En Contacto con Dios: Compartir la Bendición
— Pastor; Raúl Osvaldo D’Emilio —
Esperando que tengamos todos la oportunidad de un nuevo día, donde muchos de nosotros tenemos compromisos de diferente índole, pero que importante es hacer una pausa y tomarnos un tiempo para estar, “En Contacto con Dios”, por medio del “Templo Unción”, deseando que todos nuestros hermanos, hermanas, amigos, amigas y seguidores, puedan encontrar en estas líneas una Palabra de parte de Dios que nos haga reflexionar.
Uno de los temas centrales de nuestra sociedad es la economía, y de cómo afecta a la mayoría de las personas. Es un poder concentrado en unos pocos, que afecta a la mayoría de las personas. El índice de pobreza a fines del año pasado estuvo alrededor del 37 al 40%. Pero en el caso de la indigencia, fue dentro de los parámetros del 10%. Muchos de los que tienen la responsabilidad de asistir a quienes están padeciendo necesidad, no alcanzan a solucionar los problemas que están sufriendo quienes se encuentran en esas condiciones. Quizás también de los que reciben estas líneas o audio, son algunos de ellos. Pero no podemos mirar para otro lado con el que pasa necesidad, cuando vivimos en una tierra tan rica y llena de oportunidades. Si, está bien que oremos por ellos, pero no es suficiente. Debemos hacer acciones que permitan que todas esas personas puedan salir de esa situación, con consejos y posibilidades de trabajo para que vivan dignamente.
El Apóstol Pablo, escribe a los Gálatas 2:10 lo siguiente; “Solamente nos pidieron que nos acordáramos de los pobres; lo cual también procuré con diligencia hacer”. Vemos que las necesidades de los más pobres es algo que ha ocurrido y ocurre siempre. Lo que nos está diciendo Pablo, es que hagamos el esfuerzo dentro de nuestras posibilidades, tratando de ayudar a los más necesitados. Esta situación que estaba pasando Pablo, nos manifiesta que, no solo debemos pensar en los pobres, sino combinarlo con el actuar, haciendo algo por ellos. Donde hay una necesidad, hay una Bendición de parte de Dios y los encargados de alcanzar esa Bendición somos nosotros en la medida que podamos hacerlo.
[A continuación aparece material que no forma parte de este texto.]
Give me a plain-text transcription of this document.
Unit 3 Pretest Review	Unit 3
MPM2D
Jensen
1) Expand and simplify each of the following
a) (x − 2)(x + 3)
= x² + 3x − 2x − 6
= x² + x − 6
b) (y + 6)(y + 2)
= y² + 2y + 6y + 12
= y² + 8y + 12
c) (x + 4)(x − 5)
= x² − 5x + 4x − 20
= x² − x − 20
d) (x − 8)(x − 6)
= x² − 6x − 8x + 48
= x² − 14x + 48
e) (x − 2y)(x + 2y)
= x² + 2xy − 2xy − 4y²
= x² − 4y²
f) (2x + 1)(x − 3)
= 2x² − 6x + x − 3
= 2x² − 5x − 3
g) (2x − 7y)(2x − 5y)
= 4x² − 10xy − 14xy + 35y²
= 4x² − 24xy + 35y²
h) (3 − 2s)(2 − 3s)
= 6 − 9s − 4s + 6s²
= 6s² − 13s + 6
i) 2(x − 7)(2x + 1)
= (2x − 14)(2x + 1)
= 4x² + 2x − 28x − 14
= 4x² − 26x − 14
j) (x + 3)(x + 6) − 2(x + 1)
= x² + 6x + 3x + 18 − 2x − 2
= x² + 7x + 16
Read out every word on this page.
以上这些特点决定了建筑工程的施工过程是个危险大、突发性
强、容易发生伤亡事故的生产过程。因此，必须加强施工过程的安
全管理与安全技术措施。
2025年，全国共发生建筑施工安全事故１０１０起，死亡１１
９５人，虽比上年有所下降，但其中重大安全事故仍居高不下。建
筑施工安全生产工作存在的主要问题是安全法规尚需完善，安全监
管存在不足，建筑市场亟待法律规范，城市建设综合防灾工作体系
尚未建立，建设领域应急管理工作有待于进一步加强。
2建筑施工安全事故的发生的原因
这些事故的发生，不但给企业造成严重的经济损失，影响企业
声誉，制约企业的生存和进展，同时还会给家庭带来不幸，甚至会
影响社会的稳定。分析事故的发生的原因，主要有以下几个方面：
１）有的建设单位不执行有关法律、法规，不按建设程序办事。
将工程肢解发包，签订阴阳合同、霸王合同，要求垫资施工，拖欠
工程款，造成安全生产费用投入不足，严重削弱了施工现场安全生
Jesús dijo en Mateo 25:40; “Les aseguro que todo lo que hicieron por uno de mis hermanos, aún los más pequeños, (los más necesitados), lo hicieron por mí”. En este tiempo, vemos que hablamos mucho y hacemos poco. Seguramente es una oportunidad que tenemos en demostrar la compasión y la misericordia que Dios por medio de Jesucristo ha tenido y tiene por con nosotros, realizando acciones hacia nuestro prójimo, no esperando recibir algo a cambio, sino que Él ya ha provisto para nuestras necesidades.
Por tal motivo el “Ministerio Evangelístico Unción Para La Ciudad”, te invita a que en cuanto puedas, compartas la Bendición que Dios te ha dado, y estaremos sumando un granito de arena en medio de tantas necesidades que están pasando muchos de los nuestros. Bendiciones.